Möchte eine Fotogalerie mit der Funktion "Automatisieren"/"Web-Fotogalerie..." erstellen. Finde aber die integrierten Präsentationsvorlagen ziemlich öde 
Gibt es eine Möglichkeit (ein Plug-In oder sowas) um die Vorlagen zu erweitern ?

Zur Info:

Es sollen so kleine Vorschaubilder zu sehen sein mit einem großen Bild in der Mitte, das alle 10sec. oder so wechselt.
Die Galerie soll nicht im Web stehen. Möchte eine CD brennen davon. Soll ein Geschenk werden.
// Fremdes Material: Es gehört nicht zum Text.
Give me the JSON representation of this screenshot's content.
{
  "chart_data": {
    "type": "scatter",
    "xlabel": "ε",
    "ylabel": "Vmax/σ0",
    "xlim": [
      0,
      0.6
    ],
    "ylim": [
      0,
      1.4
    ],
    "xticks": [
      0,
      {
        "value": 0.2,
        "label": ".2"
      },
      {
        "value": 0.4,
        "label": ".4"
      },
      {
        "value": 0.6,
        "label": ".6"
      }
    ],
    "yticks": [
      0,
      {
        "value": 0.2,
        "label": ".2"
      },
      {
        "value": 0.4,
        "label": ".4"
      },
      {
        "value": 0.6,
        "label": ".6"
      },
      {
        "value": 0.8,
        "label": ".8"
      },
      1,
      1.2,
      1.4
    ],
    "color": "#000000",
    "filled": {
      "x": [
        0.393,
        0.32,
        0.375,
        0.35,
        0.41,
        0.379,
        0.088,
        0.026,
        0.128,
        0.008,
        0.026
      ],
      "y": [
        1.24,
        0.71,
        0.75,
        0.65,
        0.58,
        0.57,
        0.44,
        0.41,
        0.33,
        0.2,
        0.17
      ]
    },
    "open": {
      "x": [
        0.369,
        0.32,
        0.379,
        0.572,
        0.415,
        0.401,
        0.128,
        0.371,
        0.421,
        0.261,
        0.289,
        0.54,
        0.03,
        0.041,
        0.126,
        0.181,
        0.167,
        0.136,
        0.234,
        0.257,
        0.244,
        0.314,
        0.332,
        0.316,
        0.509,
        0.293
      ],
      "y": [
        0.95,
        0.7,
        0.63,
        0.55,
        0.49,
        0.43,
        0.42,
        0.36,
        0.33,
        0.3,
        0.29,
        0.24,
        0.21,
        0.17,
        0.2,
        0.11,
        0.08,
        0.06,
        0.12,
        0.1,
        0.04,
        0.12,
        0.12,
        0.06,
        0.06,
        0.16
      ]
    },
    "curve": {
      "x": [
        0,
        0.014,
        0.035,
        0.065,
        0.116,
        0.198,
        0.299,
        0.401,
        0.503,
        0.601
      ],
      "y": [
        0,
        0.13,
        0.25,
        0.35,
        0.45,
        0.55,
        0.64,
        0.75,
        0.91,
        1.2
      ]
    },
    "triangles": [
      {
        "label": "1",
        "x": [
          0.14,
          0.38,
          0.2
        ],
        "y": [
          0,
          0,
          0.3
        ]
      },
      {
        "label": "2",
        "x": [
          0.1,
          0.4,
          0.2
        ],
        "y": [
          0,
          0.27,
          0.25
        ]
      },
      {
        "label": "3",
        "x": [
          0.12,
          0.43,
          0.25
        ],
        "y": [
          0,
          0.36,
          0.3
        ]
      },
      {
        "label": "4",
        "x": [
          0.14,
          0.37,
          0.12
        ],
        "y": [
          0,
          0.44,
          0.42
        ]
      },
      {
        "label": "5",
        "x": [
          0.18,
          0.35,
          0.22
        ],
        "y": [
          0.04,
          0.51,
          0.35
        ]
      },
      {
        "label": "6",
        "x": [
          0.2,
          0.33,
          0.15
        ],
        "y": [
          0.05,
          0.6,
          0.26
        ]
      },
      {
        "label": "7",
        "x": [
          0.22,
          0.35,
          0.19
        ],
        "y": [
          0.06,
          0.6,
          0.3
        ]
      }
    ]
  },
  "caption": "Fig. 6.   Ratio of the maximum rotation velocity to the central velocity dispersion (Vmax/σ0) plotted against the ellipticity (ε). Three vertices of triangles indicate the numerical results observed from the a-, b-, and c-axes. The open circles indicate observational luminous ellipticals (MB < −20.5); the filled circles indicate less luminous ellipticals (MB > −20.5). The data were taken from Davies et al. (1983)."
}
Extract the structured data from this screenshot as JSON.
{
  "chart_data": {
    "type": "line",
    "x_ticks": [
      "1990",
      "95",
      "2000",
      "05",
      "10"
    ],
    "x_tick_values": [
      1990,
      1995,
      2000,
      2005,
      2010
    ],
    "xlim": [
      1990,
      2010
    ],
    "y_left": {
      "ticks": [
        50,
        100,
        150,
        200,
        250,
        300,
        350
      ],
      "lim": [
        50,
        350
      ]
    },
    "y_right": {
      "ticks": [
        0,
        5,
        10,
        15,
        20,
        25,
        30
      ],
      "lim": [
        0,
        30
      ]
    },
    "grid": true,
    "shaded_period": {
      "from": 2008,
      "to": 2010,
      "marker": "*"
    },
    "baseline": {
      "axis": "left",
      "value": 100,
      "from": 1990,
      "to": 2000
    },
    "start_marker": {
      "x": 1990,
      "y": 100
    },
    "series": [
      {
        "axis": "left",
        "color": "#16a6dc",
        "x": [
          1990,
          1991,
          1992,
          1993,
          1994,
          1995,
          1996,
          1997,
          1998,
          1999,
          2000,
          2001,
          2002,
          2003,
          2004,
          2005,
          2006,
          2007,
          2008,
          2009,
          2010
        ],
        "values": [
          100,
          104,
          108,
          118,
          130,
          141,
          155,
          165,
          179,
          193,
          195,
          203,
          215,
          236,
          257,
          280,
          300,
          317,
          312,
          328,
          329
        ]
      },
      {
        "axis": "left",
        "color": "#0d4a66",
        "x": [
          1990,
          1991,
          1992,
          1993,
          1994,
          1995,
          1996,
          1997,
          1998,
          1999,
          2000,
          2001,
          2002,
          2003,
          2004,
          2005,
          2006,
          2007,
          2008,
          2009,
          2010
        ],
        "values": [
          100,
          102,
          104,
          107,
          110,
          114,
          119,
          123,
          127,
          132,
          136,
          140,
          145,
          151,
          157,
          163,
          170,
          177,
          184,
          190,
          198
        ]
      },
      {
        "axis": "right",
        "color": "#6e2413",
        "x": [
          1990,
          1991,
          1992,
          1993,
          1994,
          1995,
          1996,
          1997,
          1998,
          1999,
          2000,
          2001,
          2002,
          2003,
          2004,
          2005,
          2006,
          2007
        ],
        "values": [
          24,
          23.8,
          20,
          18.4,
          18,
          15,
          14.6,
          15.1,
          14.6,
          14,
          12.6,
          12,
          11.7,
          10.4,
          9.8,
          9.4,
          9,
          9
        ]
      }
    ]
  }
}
Habe die Suchfunktion bemüht aber leider nichts passendes gefunden.

Deniz


----------



## MTK (12. September 2002)

Hi,
also ich würde sagen das mit dem alle 10 Sec ändern ist in Photoshop nicht möglich, höchstens vieleicht als animiertes gif, aber 10 sec ist da eigentlich schon viel zu lang.  Mit Java oder so dürfte es gehn. Wenn nicht würd ich dir Flash empfehlen. 
Für das andere gibt es bestimmt mehrere plugins, wenn es aber nicht viele Bilder sind würd ich dir empfehlen das von Hand zu machen. 

MTK


----------



## AnonymerSurfer (12. September 2002)

Hmmmm,
ich würd sagen, dass das eher eine Frage für's PHP forum wäre, da es in PHP eigentlich einfacher sein sollte als in Flash (obwohl's in Flash bestimmt besser ausschaut). Das Problem an der Sache ist, dass du dann einen Webserver laufen haben musst, der PHP installiert hat, was bei einer Geschenk-CD relativ schwer zu realisieren sein dürfte.
JavaScript ist keine schlechte Idee, da sogut wie jeder Browser JavaScript-fähig ist.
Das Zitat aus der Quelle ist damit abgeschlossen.